Lanran was born in a poor family in Longmen. Poverty did not weaken his will, but made him determined to stand out and become a great person. When he was \(17\) years old, he made his efforts to become an apprentice to the best blacksmith’s shop in the city. His master was a respected old man who once served as the royal chief weapon master. Also, He was very strict and even picky to his students. One day, the master blacksmith gave all his \(N\) students a mission to forge a sword. After a week, Lanran learnt that all the \(N\) students (including him) had finished their work, and the \(i\)-th student had made a sword with two properties, sharpness \(S_i\) and balance \(B_i\). Lanran also heard that tomorrow the master would score each sword with two preference values \(PS\) and \(PB\), i.e., the score of the \(i\)-th sword would be \(PS · S_i + PB · B_i\). Lanran wished to hand in the best sword tomorrow, i.e., the score of his sword should be higher than any of the other \(N - 1\) swords, so he decided to continue to improve his sword overnight. The night was short, so he decided to finish the work as quick as possible. Lanran knew that to improve the sharpness from \(S\) to \(S+1\) required \(TS\) minutes, and to improve the balance from \(B\) to \(B + 1\) required \(TB\) minutes. So how many minutes at least did Lanran require to improve his sword to become the best sword in tomorrow’s test?

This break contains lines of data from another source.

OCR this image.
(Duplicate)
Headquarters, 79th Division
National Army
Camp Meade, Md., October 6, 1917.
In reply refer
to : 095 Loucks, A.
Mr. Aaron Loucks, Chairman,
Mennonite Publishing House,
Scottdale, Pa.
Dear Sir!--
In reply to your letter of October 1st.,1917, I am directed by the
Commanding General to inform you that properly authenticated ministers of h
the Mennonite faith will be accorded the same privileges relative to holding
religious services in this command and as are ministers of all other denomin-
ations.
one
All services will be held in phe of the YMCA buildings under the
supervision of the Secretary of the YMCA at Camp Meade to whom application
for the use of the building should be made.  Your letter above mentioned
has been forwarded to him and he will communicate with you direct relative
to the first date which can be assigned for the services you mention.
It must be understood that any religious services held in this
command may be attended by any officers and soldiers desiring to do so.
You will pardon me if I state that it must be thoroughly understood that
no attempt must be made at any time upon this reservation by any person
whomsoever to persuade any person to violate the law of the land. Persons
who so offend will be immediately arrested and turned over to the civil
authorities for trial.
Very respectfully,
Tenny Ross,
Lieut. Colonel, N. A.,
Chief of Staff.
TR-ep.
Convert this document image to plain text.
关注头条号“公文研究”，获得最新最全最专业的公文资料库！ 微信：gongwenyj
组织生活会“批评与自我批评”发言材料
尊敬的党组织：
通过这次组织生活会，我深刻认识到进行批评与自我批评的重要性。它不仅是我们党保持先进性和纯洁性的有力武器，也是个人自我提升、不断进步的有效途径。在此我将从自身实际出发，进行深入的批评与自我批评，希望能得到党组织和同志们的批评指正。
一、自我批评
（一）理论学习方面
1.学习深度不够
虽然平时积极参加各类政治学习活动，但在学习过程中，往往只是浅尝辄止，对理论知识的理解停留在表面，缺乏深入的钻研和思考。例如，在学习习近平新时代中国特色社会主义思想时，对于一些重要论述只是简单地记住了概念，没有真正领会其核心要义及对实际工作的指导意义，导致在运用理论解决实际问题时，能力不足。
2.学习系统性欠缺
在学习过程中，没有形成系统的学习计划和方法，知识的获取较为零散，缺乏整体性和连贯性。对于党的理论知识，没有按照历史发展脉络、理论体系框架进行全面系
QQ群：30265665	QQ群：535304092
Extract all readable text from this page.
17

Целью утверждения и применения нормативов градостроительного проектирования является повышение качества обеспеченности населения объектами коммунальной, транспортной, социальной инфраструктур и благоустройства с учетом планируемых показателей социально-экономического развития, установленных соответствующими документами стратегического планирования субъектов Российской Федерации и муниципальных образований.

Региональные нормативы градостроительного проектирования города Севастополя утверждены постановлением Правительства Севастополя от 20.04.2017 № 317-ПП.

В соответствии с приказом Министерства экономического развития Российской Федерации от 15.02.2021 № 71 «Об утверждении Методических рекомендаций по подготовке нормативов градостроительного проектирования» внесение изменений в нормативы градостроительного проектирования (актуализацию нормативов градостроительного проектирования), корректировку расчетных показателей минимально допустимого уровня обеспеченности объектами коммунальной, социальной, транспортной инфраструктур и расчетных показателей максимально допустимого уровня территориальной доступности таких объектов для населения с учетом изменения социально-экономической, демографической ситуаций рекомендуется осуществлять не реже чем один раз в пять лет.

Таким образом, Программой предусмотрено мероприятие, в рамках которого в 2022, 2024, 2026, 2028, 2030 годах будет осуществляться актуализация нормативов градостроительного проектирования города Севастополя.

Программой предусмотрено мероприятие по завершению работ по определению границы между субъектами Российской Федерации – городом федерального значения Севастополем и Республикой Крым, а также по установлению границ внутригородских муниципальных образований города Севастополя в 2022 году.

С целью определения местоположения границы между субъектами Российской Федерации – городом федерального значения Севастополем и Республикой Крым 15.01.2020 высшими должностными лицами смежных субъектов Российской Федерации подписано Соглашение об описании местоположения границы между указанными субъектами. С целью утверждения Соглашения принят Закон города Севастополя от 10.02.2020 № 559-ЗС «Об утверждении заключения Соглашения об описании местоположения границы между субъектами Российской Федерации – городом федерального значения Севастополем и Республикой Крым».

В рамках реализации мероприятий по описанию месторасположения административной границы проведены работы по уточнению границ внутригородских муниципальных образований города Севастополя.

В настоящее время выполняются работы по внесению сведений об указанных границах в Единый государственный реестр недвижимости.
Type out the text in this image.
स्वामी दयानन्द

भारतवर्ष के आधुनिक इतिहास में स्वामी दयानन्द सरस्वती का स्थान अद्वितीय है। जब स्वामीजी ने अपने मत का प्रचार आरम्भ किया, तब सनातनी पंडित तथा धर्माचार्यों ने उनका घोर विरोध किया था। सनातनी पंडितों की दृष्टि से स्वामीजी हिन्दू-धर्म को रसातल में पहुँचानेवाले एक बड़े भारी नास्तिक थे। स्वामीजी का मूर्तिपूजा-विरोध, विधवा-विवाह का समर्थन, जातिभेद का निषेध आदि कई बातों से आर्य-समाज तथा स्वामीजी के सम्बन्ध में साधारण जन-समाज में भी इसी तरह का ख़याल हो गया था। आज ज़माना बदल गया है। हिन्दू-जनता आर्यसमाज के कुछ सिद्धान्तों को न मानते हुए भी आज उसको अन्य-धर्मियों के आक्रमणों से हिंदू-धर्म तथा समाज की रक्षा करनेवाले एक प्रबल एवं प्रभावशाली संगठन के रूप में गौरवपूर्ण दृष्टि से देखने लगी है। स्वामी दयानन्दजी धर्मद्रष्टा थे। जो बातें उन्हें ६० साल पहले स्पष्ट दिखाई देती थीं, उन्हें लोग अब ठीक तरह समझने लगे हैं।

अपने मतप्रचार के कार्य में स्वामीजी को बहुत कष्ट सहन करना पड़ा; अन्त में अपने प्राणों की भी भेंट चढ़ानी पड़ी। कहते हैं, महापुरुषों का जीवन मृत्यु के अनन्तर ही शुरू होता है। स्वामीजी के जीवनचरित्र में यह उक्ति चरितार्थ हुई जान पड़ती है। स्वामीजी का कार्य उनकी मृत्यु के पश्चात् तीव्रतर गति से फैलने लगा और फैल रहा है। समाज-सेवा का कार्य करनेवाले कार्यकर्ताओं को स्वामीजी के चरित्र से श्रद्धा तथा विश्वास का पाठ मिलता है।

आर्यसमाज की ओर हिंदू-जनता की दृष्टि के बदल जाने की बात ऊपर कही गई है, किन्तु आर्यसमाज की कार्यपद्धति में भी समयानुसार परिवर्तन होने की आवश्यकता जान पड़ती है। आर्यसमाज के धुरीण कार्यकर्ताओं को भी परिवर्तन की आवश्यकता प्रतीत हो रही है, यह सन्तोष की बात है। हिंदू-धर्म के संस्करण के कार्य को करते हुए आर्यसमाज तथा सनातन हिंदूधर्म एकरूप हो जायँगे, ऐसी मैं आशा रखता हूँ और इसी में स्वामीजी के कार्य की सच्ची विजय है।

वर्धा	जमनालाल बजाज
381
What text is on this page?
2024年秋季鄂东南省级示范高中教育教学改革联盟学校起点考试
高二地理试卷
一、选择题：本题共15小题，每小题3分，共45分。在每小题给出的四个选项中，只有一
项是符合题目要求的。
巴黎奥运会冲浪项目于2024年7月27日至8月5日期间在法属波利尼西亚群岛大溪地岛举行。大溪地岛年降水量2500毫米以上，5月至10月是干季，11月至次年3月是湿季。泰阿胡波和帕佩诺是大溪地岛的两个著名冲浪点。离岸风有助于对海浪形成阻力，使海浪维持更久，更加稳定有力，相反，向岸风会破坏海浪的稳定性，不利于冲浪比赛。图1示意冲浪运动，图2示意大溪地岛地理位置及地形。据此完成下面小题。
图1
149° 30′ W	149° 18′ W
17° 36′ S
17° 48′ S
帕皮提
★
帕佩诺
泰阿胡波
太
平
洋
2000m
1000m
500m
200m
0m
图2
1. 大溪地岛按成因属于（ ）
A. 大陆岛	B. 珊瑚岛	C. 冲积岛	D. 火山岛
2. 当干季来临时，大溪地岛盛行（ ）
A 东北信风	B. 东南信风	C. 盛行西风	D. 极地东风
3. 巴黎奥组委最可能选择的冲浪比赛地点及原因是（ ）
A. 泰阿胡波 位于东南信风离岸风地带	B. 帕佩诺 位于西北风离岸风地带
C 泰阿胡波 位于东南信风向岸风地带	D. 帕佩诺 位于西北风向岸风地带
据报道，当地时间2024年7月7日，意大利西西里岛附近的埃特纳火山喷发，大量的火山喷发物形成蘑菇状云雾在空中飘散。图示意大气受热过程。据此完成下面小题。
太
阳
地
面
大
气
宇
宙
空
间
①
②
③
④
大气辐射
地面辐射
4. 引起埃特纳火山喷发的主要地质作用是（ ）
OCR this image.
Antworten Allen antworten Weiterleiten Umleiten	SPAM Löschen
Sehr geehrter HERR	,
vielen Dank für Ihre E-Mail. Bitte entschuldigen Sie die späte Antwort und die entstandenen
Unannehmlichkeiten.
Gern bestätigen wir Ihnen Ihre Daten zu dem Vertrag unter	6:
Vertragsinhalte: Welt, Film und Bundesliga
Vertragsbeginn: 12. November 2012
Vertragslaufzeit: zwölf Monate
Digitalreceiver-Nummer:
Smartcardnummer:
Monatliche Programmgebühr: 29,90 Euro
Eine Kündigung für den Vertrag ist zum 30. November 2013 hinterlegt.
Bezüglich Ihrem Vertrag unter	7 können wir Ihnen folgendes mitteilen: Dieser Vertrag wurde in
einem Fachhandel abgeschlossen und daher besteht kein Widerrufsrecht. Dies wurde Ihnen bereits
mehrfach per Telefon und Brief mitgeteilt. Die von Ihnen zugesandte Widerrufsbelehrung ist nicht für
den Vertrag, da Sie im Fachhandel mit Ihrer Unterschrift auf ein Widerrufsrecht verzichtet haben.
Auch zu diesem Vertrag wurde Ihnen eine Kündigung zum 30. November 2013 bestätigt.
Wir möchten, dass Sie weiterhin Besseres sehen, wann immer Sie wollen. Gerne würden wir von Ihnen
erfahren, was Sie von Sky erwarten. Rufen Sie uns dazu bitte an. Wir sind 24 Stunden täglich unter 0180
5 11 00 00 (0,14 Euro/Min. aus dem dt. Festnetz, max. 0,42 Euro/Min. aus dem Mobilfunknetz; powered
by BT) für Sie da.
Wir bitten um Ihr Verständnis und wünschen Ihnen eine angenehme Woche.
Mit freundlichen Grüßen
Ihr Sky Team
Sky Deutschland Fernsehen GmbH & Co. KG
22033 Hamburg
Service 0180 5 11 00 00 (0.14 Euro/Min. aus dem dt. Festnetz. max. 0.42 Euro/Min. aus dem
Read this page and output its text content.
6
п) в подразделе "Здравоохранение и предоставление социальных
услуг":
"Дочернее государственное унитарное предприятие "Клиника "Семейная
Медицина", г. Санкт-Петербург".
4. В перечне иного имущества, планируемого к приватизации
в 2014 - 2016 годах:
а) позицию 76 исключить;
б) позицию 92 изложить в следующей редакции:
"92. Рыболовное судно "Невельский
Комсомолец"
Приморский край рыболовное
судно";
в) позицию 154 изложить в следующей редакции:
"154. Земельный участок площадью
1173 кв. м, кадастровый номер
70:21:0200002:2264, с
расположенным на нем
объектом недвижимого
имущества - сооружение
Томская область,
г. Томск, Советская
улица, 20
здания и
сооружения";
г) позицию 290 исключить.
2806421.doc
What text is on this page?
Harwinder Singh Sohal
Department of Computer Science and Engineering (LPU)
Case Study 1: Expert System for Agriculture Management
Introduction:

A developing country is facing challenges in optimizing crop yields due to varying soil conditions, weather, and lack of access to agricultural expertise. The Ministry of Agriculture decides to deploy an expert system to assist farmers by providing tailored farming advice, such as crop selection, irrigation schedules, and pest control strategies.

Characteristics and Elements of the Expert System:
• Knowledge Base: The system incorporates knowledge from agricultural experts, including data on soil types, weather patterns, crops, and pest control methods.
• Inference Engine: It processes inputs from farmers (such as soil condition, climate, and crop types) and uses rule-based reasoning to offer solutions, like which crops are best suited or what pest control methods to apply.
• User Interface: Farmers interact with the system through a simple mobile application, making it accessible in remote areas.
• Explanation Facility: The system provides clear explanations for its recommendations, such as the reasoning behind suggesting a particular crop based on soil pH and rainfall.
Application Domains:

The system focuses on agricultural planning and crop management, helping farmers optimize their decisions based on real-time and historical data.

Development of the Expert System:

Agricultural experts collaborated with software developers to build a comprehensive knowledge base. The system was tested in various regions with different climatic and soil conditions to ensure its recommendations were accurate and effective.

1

The first line contains five integer \(N, PS, PB, TS, TB, 1 ≤ N ≤ 100, 1 ≤ PS, PB ≤ 500, 1 ≤ TS, TB ≤ 100\), indicating the number of swords, master’s preference to the sharpness and the balance and the required minutes to improve the sharpness and the balance by \(1\).
The second line contains \(N\) integers, \(S_1, S_2, . . . , S_N, 0 ≤ S_i ≤ 500\), indicating the sharpness of the swords.
The third line contains \(N\) integers, \(B_1,B_2, . . . ,B_N, 0 ≤ B_i ≤ 500\), indicating the balance of the swords.
Your answer should contain \(N\) integers in a line separated by a space. For the \(i\)-th integer, it should be the minimum number of minutes required to improve the \(i\)-th sword to have the highest score as if it was made by Lanran.